Criminosos quase sempre alegam inocência de início, por mais que as evidências reunidas contra eles digam o contrário, e se houver uma brecha tentam lançar a suspeição sobre outros. Da mesma forma, algumas figuras políticas do país fazem pouco da inteligência média dos brasileiros e procuram passar versões conspiratórias nas quais assumem, invariavelmente, o papel de vítimas.
O ex-ministro da Casa Civil José Dirceu, especialista na matéria, atribui à oposição um insopitável desejo golpista. O ainda presidente do Senado, Renan Calheiros, infringe o segundo mandamento ao invocar o nome de Deus em vão, ou seja, em favor de sua proclamada inocência.

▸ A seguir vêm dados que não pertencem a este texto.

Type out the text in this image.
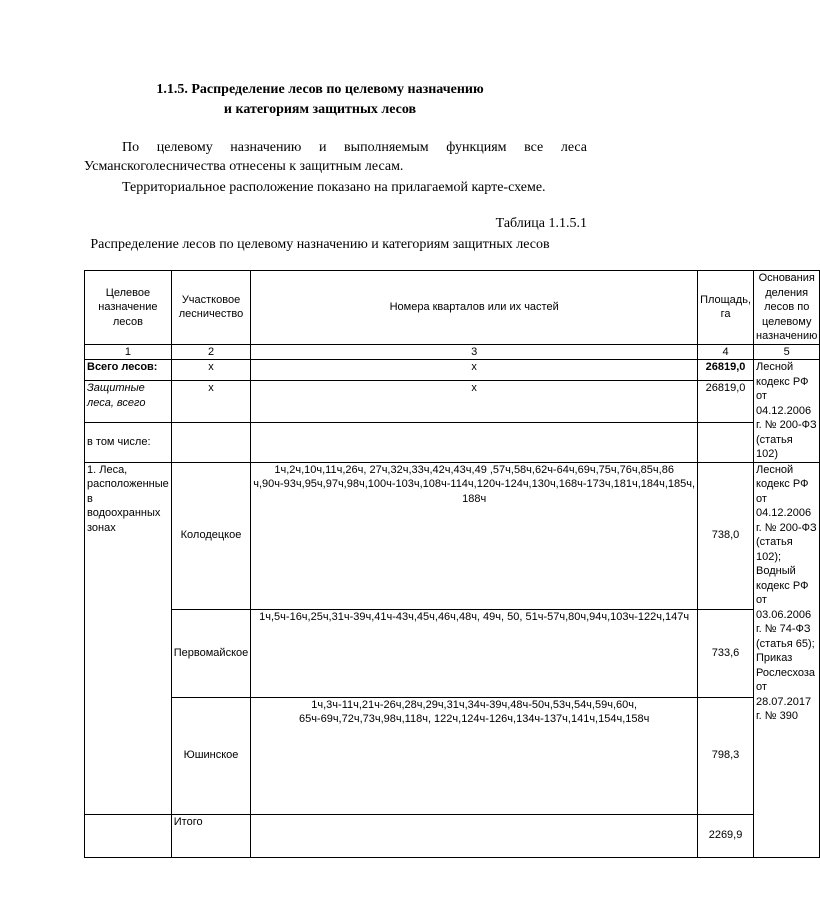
1.1.5. Распределение лесов по целевому назначению
и категориям защитных лесов
По целевому назначению и выполняемым функциям все леса
Усманскоголесничества отнесены к защитным лесам.
Территориальное расположение показано на прилагаемой карте-схеме.
Таблица 1.1.5.1
Распределение лесов по целевому назначению и категориям защитных лесов
Целевое назначение лесов	Участковое лесничество	Номера кварталов или их частей	Площадь, га	Основания деления лесов по целевому назначению
1	2	3	4	5
Всего лесов:	х	х	26819,0	Лесной кодекс РФ от 04.12.2006 г. № 200-ФЗ (статья 102)
Защитные леса, всего	х	х	26819,0	
в том числе:				
1. Леса, расположенные в водоохранных зонах	Колодецкое	1ч,2ч,10ч,11ч,26ч, 27ч,32ч,33ч,42ч,43ч,49 ,57ч,58ч,62ч-64ч,69ч,75ч,76ч,85ч,86 ч,90ч-93ч,95ч,97ч,98ч,100ч-103ч,108ч-114ч,120ч-124ч,130ч,168ч-173ч,181ч,184ч,185ч, 188ч	738,0	Лесной кодекс РФ от 04.12.2006 г. № 200-ФЗ (статья 102); Водный кодекс РФ от 03.06.2006 г. № 74-ФЗ (статья 65); Приказ Рослесхоза от 28.07.2017 г. № 390
	Первомайское	1ч,5ч-16ч,25ч,31ч-39ч,41ч-43ч,45ч,46ч,48ч, 49ч, 50, 51ч-57ч,80ч,94ч,103ч-122ч,147ч	733,6	
	Юшинское	1ч,3ч-11ч,21ч-26ч,28ч,29ч,31ч,34ч-39ч,48ч-50ч,53ч,54ч,59ч,60ч, 65ч-69ч,72ч,73ч,98ч,118ч, 122ч,124ч-126ч,134ч-137ч,141ч,154ч,158ч	798,3	
	Итого		2269,9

O ministro da Justiça, Tarso Genro, na condição de chefe supremo da Polícia Federal, busca impingir o conto da carochinha de que os dois boxeadores cubanos localizados, presos e deportados em tempo recorde quiseram voltar de moto próprio para a ilha de Fidel e o esperado garrote. E o presidente Lula, cujo apego à figura lingüística ‘nunca-antes-neste-país’ beira o paroxismo, depois de apresentar-se ontem, na capital da Nicarágua, onde pelo menos não enfrenta vaias, como o ‘único presidente’ que nunca se queixou do Congresso, soltou esta pérola, a propósito do Renangate: “Precisamos aprender a conviver com a democracia e com os percalços da democracia, que é boa, às vezes incomoda, mas ainda é o melhor regime para que a gente possa viver tranqüilamente”.

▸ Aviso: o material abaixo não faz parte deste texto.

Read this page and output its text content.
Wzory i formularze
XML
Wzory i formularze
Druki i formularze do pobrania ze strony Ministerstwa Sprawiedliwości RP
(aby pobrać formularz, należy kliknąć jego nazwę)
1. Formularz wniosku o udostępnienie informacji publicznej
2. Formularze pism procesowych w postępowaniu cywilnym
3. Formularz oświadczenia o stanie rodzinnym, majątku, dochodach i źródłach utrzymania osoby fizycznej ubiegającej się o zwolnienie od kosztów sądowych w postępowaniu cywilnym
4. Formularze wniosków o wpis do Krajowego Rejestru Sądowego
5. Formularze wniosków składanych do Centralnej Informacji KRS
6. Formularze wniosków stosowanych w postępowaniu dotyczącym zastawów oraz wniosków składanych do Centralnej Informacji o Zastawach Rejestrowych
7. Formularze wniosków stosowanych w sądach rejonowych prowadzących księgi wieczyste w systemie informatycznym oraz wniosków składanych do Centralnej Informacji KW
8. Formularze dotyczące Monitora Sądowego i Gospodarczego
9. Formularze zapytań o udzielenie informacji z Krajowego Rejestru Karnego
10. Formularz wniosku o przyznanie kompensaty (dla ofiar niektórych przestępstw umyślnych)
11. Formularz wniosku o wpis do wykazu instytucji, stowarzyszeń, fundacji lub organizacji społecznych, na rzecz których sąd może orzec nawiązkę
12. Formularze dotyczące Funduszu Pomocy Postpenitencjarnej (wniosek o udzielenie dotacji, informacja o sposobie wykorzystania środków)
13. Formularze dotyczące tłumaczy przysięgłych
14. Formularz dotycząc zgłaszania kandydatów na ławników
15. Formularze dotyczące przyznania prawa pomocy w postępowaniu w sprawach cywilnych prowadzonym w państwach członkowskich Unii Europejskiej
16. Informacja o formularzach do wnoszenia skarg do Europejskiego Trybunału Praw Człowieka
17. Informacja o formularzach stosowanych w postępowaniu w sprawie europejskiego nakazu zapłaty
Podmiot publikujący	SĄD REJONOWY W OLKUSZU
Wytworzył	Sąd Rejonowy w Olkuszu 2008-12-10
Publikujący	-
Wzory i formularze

A quem pensam que enganam? A que platéia se dirigem, formada toda ela por néscios e incautos? Pois Dirceu, portador do belo nome dos poemas líricos de Tomás Antônio Gonzaga – embora não ame Marília -, ao contrário do inconfidente mineiro, português de nascimento, longe de conspirar por uma boa causa nunca fez nada senão atentar contra a democracia. É o último, portanto, que pode falar
Um afirmar que os cubanos pediram para retornar ao país do qual tentaram fugir, e outro exortar as liberdades democráticas quando na verdade trabalha para destruí-las, seja servindo de patrono a iniciativas petistas como as de montar um Conselho Federal de Jornalismo, reclassificar os cidadãos por critério de raça, acabar com as agências reguladoras e planejar uma Constituinte para moldar um poder virtualmente monopartidário e unipessoal para o futuro, seja ordenando, ou no mínimo admitindo, a deportação sumária de dois estrangeiros em condição regular no país - falta acima de tudo verossimilhança à encenação. Como numa peça de teatro de má qualidade, o espectador não se convence, muito menos se deixa cativar.

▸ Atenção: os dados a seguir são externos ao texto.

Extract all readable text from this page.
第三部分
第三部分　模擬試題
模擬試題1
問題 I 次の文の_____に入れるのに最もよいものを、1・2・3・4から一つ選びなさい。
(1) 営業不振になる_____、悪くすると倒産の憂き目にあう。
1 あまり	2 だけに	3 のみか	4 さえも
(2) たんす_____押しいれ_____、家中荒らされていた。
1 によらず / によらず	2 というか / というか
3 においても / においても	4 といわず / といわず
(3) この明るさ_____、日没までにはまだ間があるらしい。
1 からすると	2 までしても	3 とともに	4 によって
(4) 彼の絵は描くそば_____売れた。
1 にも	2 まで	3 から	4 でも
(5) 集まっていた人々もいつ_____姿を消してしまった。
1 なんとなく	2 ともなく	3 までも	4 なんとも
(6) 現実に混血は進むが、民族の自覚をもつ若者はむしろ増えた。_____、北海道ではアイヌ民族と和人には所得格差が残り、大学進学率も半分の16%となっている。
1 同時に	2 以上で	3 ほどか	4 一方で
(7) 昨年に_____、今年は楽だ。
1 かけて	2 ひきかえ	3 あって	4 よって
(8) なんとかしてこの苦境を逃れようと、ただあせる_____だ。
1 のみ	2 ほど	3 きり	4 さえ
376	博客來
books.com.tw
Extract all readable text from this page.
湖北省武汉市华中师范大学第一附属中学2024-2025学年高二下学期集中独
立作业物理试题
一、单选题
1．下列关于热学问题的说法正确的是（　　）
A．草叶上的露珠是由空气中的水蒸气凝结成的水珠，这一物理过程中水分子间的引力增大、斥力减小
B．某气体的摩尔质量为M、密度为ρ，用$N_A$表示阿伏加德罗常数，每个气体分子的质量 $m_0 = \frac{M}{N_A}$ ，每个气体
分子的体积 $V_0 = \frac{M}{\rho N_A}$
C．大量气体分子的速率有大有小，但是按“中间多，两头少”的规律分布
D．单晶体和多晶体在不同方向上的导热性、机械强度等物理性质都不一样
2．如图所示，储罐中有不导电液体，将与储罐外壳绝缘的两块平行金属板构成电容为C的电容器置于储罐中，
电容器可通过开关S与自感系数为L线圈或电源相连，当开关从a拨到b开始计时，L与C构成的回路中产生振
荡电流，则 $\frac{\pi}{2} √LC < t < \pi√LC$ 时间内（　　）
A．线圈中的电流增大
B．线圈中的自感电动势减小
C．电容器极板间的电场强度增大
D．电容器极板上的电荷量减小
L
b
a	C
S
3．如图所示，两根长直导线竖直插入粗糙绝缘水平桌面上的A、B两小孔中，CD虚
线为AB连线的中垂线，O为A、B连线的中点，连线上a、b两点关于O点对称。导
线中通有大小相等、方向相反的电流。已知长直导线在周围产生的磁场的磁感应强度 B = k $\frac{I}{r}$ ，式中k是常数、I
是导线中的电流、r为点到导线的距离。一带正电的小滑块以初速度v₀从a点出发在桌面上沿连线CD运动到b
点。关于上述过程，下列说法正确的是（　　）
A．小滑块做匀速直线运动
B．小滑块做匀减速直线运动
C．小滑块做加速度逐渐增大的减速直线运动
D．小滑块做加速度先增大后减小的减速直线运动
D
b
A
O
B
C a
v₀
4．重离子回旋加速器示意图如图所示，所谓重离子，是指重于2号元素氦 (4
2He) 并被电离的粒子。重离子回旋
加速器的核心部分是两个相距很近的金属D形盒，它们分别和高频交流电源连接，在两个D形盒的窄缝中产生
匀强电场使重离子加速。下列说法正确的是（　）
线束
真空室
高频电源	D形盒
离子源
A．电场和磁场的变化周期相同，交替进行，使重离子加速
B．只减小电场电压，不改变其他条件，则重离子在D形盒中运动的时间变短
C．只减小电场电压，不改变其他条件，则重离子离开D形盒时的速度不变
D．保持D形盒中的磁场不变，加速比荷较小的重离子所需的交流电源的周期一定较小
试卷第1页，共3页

No caso dos cubanos, falta esclarecer o essencial. O governo precisa explicar à sociedade por que optou pela deportação sumária, ao arrepio da lei e da Justiça. Precisa ainda dizer por que manteve os dois presos incomunicáveis, longe da imprensa, quando nada havia naquele momento que pudesse prejudicar uma investigação policial. E precisa, por fim, definir em qual ou quais situações outras deportações desse tipo poderão ocorrer, por iniciativa do governo e contrariando convenções internacionais.
Enquanto não se esclarecer a questão, o Brasil viverá em insegurança jurídica, própria de regimes ditatoriais. E exortações democráticas, venham de quem vier, soarão falsas e sem conteúdo.